Arent Bjørnsen Solem (22 October 1777 – 8 February 1857) was a Norwegian merchant and a prominent member of the Haugean Movement (haugianere).

==Background==
Arent Bjørnsen Solem was born in Klæbu, Søndre Trondhjems Amt, Norway. He was born to farmer Bjørn Olsen Solem (1742–1797) and his wife Magnhild Olsdatter (c. 1742–??). Although little is known about Solem's early life, it is known that he traveled to Trondheim where he worked as a carpenter. He later made success as a merchant and property investor in Trondheim, before he established a flax weavery in Moholt.

==Career==
He became a successful entrepreneur and trusted follower of Hans Nielsen Hauge, leader of the Haugean Movement. He married Randi Nideng (née Lauvaas) in the beginning of the 19th century, with whom he maintained a hospitable home. Solem made success as a merchant and property investor in both Trøndelag and Christiania (now Oslo). After advice from Hans Nielsen Hauge, Solem bought the fishing and trade centre Sør-Gjæslingan in Sør-Trøndelag.After Hauge's death in 1824, Solem's connection with the Haugean movement was weakened.
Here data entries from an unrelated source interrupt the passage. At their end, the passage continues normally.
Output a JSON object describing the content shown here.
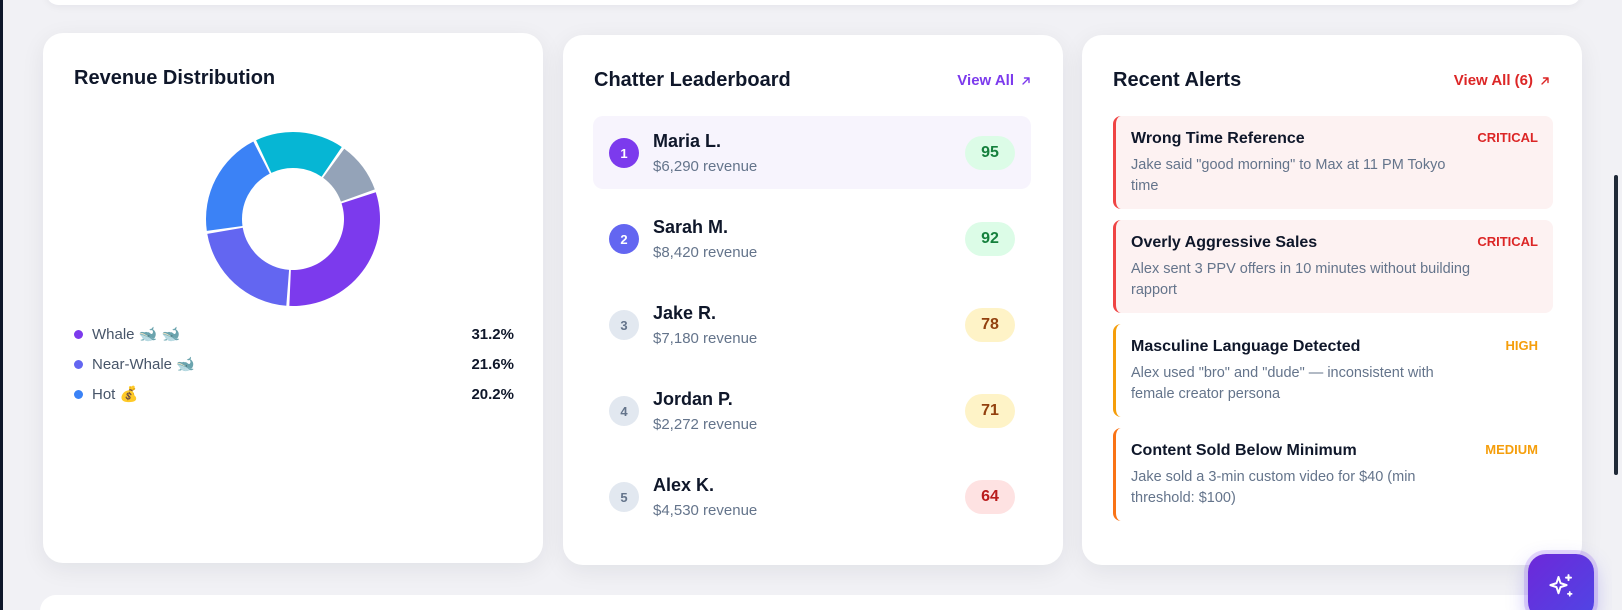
{
  "revenue": {
    "title": "Revenue Distribution",
    "legend": [
      {
        "label": "Whale 🐋 🐋",
        "value": "31.2%",
        "color": "#7c3aed"
      },
      {
        "label": "Near-Whale 🐋",
        "value": "21.6%",
        "color": "#6366f1"
      },
      {
        "label": "Hot 💰",
        "value": "20.2%",
        "color": "#3b82f6"
      }
    ],
    "chart_data": {
      "type": "pie",
      "slices": [
        {
          "label": "Whale",
          "value": 31.2,
          "color": "#7c3aed"
        },
        {
          "label": "Near-Whale",
          "value": 21.6,
          "color": "#6366f1"
        },
        {
          "label": "Hot",
          "value": 20.2,
          "color": "#3b82f6"
        },
        {
          "value": 17.0,
          "color": "#06b6d4"
        },
        {
          "value": 10.0,
          "color": "#94a3b8"
        }
      ]
    }
  },
  "leaderboard": {
    "title": "Chatter Leaderboard",
    "view_all": "View All",
    "rows": [
      {
        "rank": "1",
        "name": "Maria L.",
        "revenue": "$6,290 revenue",
        "score": "95"
      },
      {
        "rank": "2",
        "name": "Sarah M.",
        "revenue": "$8,420 revenue",
        "score": "92"
      },
      {
        "rank": "3",
        "name": "Jake R.",
        "revenue": "$7,180 revenue",
        "score": "78"
      },
      {
        "rank": "4",
        "name": "Jordan P.",
        "revenue": "$2,272 revenue",
        "score": "71"
      },
      {
        "rank": "5",
        "name": "Alex K.",
        "revenue": "$4,530 revenue",
        "score": "64"
      }
    ]
  },
  "alerts": {
    "title": "Recent Alerts",
    "view_all": "View All (6)",
    "items": [
      {
        "title": "Wrong Time Reference",
        "severity": "CRITICAL",
        "desc": "Jake said \"good morning\" to Max at 11 PM Tokyo time"
      },
      {
        "title": "Overly Aggressive Sales",
        "severity": "CRITICAL",
        "desc": "Alex sent 3 PPV offers in 10 minutes without building rapport"
      },
      {
        "title": "Masculine Language Detected",
        "severity": "HIGH",
        "desc": "Alex used \"bro\" and \"dude\" — inconsistent with female creator persona"
      },
      {
        "title": "Content Sold Below Minimum",
        "severity": "MEDIUM",
        "desc": "Jake sold a 3-min custom video for $40 (min threshold: $100)"
      }
    ]
  },
  "icons": {
    "view_all": "arrow-up-right-icon",
    "fab": "sparkles-icon"
  }
}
In 1825, Solem moved to Christiania, where he bought the farms Sandaker and Storo and started a mill-and-saw enterprise at Bjølsen. Solem and his wife lived at the Sandaker farm. The farm became a centre for Grundtvigianism. Solem also extended the mill at Bakke which Hans Nielsen Hauge had earlier built in 1815.

In 1840, Solem went home with his family to Trondheim, where he continued with his mercantile business. He established during this time a shipyard in Hommelvik.

==Marriage and death==
Solem married Randi Andersdatter Nideng (1775–1859) at some point after 1800, although the exact year is disputed. His and her entry in Norsk biografisk leksikon, both written by Andreas Aarflot, state that the marriage occurred on 9 July 1805. Historian Sverre Røvik considers this less likely, as they both met in the Haugean network many years before.
Solem died at his farm in Strinda Municipality in 1857 as a wealthy and respected businessman, two years before his wife. His son, Fredrik, committed suicide in 1861 after the revealing of a fraud in Trondheim.